Xin Shi Receives Goldsmid Award for Excellence in Research in Thermoelectrics by a Graduate Student
Award Announced at the 40th International Thermoelectrics Conference in Krakow, Poland
The International Thermoelectric Society (ITS) announced the 2024 Goldsmid Award for Excellence in Research in Thermoelectrics by a Graduate Student. The 2024 recipient is Xin Shi, a May 2024 Ph.D. physics graduate in the College of Natural Sciences and Mathematics at the University of Houston. Shi’s advisor is Professor Zhifeng Ren, Paul C. W. Chu and May P. Chern Endowed Chair in Condensed Matter Physics and Director of the Texas Center for Superconductivity at the University of Houston.
The Goldsmid Award is the highest award given to graduates working on thermoelectrics. The honor is awarded once per year, with the winner selected from applicants around the globe. Nominees must be current Ph.D. candidate graduate students holding a master’s degree or equivalent who are actively engaged in theoretical, experimental, or device research in thermoelectrics. The award, initiated in 1999, carries a cash prize of US $1,000 and a certificate.
The award was announced on July 3, 2024, at the banquet of the 40th International Conference on Thermoelectrics (ICT 2024) in Krakow, Poland.
The 2024 Goldsmid Award committee, appointed by the ITS President, has the authority to appoint up to six other non-ITS Board members representing various geographical regions to form the selection panel. Members reviewed the nominations using rigorous criteria and chose Shi for the award.

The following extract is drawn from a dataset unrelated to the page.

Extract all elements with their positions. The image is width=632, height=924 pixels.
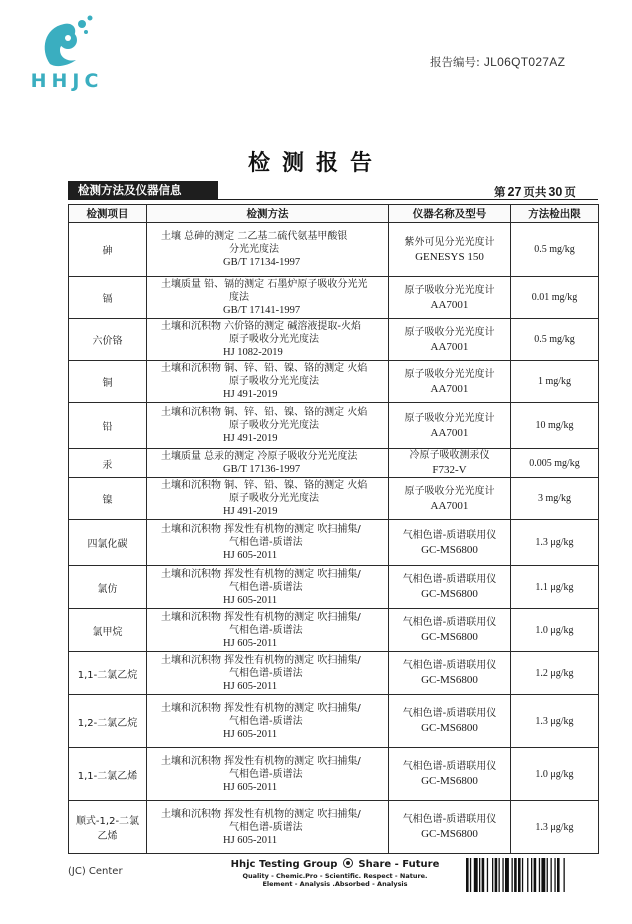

Shi’s productivity during the 24 months preceding the conference led to his selection. Criteria for the nomination package included journal articles, presentations at local, national, and international meetings, invited seminars and colloquia, other recognition, and letters of reference.
Shi is no stranger to excellence. On May 12, he won the Dan E. Wells Outstanding Dissertation Award from the College of Natural Science and Mathematics, receiving a cash prize and certificate for his work entitled “Advancing Nontoxic, Antimony-based 1-2-2-type Thermoelectric Zintls.” He was also the lead author on a paper published on May 16 in the journal Science, where he and colleagues in the Ren group reported a new approach to predict the realization of band convergence in a series of materials. The method allows researchers to boost band convergence without a traditional time-consuming trial-and-error approach.
In a remarkable occurrence, Shi’s advisor, Dr. Zhifeng Ren, was awarded the 2024 ITS Outstanding Achievement in Thermoelectrics Award, which recognizes the highest achievement in scholarship and service to the thermoelectrics community.
When Shi was contacted, he said, “Besides feeling honored, I am elated that I have won my award in the same year as my mentor. This is the first time in ITS history that an advisor and his student have been honored.”
Shi took on a new position working as a postdoctoral fellow in Zhifeng Ren’s group at UH on June 1, 2024.